Route Limitations | News | Pittsburgh | Pittsburgh City Paper

In Anne Nalepa's Shaler Township neighborhood, parts of Evergreen Road have no sidewalks or curb cuts for her power wheelchair.

If she wants to get to a bus stop, Nalepa sometimes takes to the streets, traveling at 5 miles per hour. Impatient drivers have yelled at her obscenely to get off the road. Her answer: "I would if I could."

Nalepa knows from her own experience -- and her counseling work at the Three Rivers Center for Independent Living -- how difficult it can be to get around in areas without curb cuts or sidewalks, or with holes and obstructions on sidewalks. And when it comes to mass transit, riders with physical disabilities say they already contend with crowded buses, malfunctioning wheelchair lifts and widely spaced bus stops.

If Port Authority's proposed 35 percent service reduction goes through in January, Nalepa says things will get much worse. She uses the 61 and 71 series buses for personal travel as well to visit clients, and a handful of those routes will be eliminated or see significant service reduction.

"For many of us, the only affordable means is Port Authority and the absolutely only spontaneous means," she says.

Nalepa and her clients represent a key constituency for transit. On buses, light rail and the Mon Incline in 2009, the registered number of riders with disabilities was 754,802, according to farebox figures.

Many of those riders fear the impact that potential cuts may have on their mobility.

Shirley Abriola, a social worker for UPMC, uses a wheelchair as a result of cerebral palsy. Abriola told officials at an Aug. 19 public hearing that her former bus stop was in front of Mercy Hospital, in Uptown. It's now on Fifth Avenue, and she has to go up Stevenson Street, a steep hill between Fifth and Boulevard of the Allies. "I've toppled over in my wheelchair many times," she said. "That hill is dangerous."

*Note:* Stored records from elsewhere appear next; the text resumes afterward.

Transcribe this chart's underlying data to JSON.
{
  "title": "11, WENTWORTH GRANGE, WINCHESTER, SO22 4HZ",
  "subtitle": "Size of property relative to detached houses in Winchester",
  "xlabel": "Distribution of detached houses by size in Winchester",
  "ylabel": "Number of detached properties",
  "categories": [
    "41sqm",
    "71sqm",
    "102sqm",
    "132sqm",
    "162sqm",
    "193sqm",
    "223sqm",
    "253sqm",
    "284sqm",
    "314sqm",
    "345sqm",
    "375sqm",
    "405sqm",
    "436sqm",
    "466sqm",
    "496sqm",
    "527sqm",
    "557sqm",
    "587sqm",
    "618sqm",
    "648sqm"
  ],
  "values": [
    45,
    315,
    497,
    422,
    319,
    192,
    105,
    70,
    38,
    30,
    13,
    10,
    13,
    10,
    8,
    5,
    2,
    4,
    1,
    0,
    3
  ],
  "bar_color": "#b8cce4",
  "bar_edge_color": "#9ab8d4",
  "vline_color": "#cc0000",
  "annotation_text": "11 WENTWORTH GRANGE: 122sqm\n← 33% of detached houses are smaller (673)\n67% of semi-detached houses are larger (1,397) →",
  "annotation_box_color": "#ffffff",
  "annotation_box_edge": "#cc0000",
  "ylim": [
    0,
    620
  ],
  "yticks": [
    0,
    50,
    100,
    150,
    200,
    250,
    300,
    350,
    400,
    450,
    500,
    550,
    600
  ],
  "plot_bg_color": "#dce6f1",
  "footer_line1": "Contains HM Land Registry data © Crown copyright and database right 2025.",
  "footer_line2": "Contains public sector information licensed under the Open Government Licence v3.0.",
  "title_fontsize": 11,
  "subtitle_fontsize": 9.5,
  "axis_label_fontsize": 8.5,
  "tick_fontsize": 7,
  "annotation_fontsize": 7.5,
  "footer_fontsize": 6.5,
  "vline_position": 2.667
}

Other riders' disabilities may present less-visible challenges, Nalepa adds. Those with Asperger's syndrome or autism, for example, may get confused about new patterns. Using one bus may be manageable for such riders, but if cuts force them to transfer between buses, Nalepa worries, some may not be able to use the county's transit system at all.

Even in the best of times, that system can be difficult to navigate.

Under the federal Americans with Disabilities Act, all Port Authority vehicles have to be accessible, and operators are trained to assist customers who use wheelchairs. But agency spokeswoman Heather Pharo says that on average, between three and five wheelchairs are passed up by buses each day -- because, for instance, the wheelchair lift is inoperable, or the bus is already overcrowded. If a rider is passed up, Pharo says, operators are supposed to report it. If another bus isn't coming along in the next 30 minutes, pickup arrangements are supposed to be made.

Nalepa contends that she has had multiple buses pass her until she pulled in front of one to stop. She does acknowledge, however, that service improves temporarily if she complains about it, and Pharo encourages any riders with disabilities to alert PAT to such issues.

Pharo also acknowledges that there is wheelchair-lift failure in some vehicles and there are maintenance needs in multiple categories, including lifts.

"We understand it's a vital component of our ridership and that improvements need to be made for wheelchair users," she says.

The Port Authority sponsors a door-to-door transportation service called ACCESS for the elderly and riders with disabilities. But riders say it isn't always timely because it requires a reservation and sharing the vehicle with other customers.

"ACCESS is never on time," agrees Betty Schamberry, an 84-year-old Homewood resident who uses a wheelchair. So Schamberry relies on the bus to get to her doctor's office and the senior center. At times, she says, she's gone to a medical appointment and been sent immediately for blood work; that was too little notice for ACCESS, so she had to rely on the bus.

The Port Authority says the ACCESS service's on-time performance is currently at 96.4 percent, and it works with Classy Cab to offer backup rides if a vehicle is very late. No changes are proposed for ACCESS and Port Authority notes that ACCESS can increase its capacity by adding vehicles and drivers, since every trip pays for itself.

Pharo also points out that PAT plans to continue enforcing policies on the buses to keep certain seats open for wheelchair users or riders with disabilities. As service changes occur, the agency says it will monitor them and see where problems arise and try to correct them.

Riders, nonetheless, maintain their concern about the proposal.

"Excluding anyone is not a public service," says Nalepa. "It becomes exclusive for the young and able-bodied."